Dream Tröll – The Witch’s Curse (Self-Released)Friday, 9th February 2018
Sparse information exists when scouring the internet regarding this UK group. According to their own Facebook page, inspiration travels from the metal genre, and to all the metal clichés that they still love. Dream Tröll have released a full-length The Knight of Rebellion in 2017 and quickly resurface for a follow up EP, The Witch’s Curse – delivering three more epic songs that take on heavy/traditional riffs and AOR/classic rock elements that are throwback for inspiration, while not forsaking a bit of that modern punch and tonality to generate possible wider appeal.
The three songs are built around addictive and streamlined guitar riffs, Paul Carter and Matt Baldwinson filling the landscape seamlessly through a mixture of harmony and heavier licks and tricks. This becomes most evident on “The Battle for Enki’s Tower”, where there are numerous passages that the guitar often mirrors the vocal melody chose before building into a heavier, gallop-oriented section to open up those searing lead breaks. Lyrically spinning stories from the Old English/ Knights of the Round Table-period matches the NWOBHM-style music, even down to some of the special cowbell accents in the closer “Blood Moon”. Keyboards soothe in an atmospheric Rainbow meets Magnum way, or even add that 80’s Brit-pop aspect to certain proceedings while not overextending or washing out the metal style Dream Tröll clearly live for. You can feel that commanding aspect to ‘we will never be conquered’ during “Blood Moon” from latest vocalist Paul Walsh – his natural mid-range more in line with the smoothness of band such as Threshold or possibly Dave Grohl from the Foo Fighters, another differentiator to a typical screamer/shouter for the genre.
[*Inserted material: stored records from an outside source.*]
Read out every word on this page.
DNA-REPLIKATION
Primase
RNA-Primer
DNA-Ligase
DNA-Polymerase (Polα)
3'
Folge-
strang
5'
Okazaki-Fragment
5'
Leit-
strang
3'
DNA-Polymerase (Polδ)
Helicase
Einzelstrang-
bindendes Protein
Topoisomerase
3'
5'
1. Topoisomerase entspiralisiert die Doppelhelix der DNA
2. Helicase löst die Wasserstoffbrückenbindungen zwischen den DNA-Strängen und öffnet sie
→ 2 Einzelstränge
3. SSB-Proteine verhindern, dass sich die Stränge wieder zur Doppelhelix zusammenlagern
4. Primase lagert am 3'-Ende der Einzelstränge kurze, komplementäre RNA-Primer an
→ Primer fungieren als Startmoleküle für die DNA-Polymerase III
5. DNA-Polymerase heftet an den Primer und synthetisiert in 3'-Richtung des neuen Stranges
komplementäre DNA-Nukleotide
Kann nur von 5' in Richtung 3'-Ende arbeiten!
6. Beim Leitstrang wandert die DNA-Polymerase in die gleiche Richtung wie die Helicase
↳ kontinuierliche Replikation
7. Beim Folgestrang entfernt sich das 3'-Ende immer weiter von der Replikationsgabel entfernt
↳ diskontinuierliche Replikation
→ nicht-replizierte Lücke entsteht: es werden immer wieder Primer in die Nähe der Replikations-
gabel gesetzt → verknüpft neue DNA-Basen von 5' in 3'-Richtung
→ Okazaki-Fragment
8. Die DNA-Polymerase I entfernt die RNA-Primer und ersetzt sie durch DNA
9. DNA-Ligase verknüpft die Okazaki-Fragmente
Add in a cover illustration that entices because of the Middle Ages tie in thematically, and it’s easy to understand that Dream Tröll certainly stand out from the traditional, classic metal pack. Their epic songwriting (averaging out at seven-minutes and change) makes sense given the story-telling aspect, but they make sure that all the musical parts are cohesive and going somewhere, not just meandering into a level of sameness or monotony. Solid stuff for sure – maybe not the most explosive in terms of out of the box hooks, but The Witch’s Curse has that long-term staying power through prolonged exposure.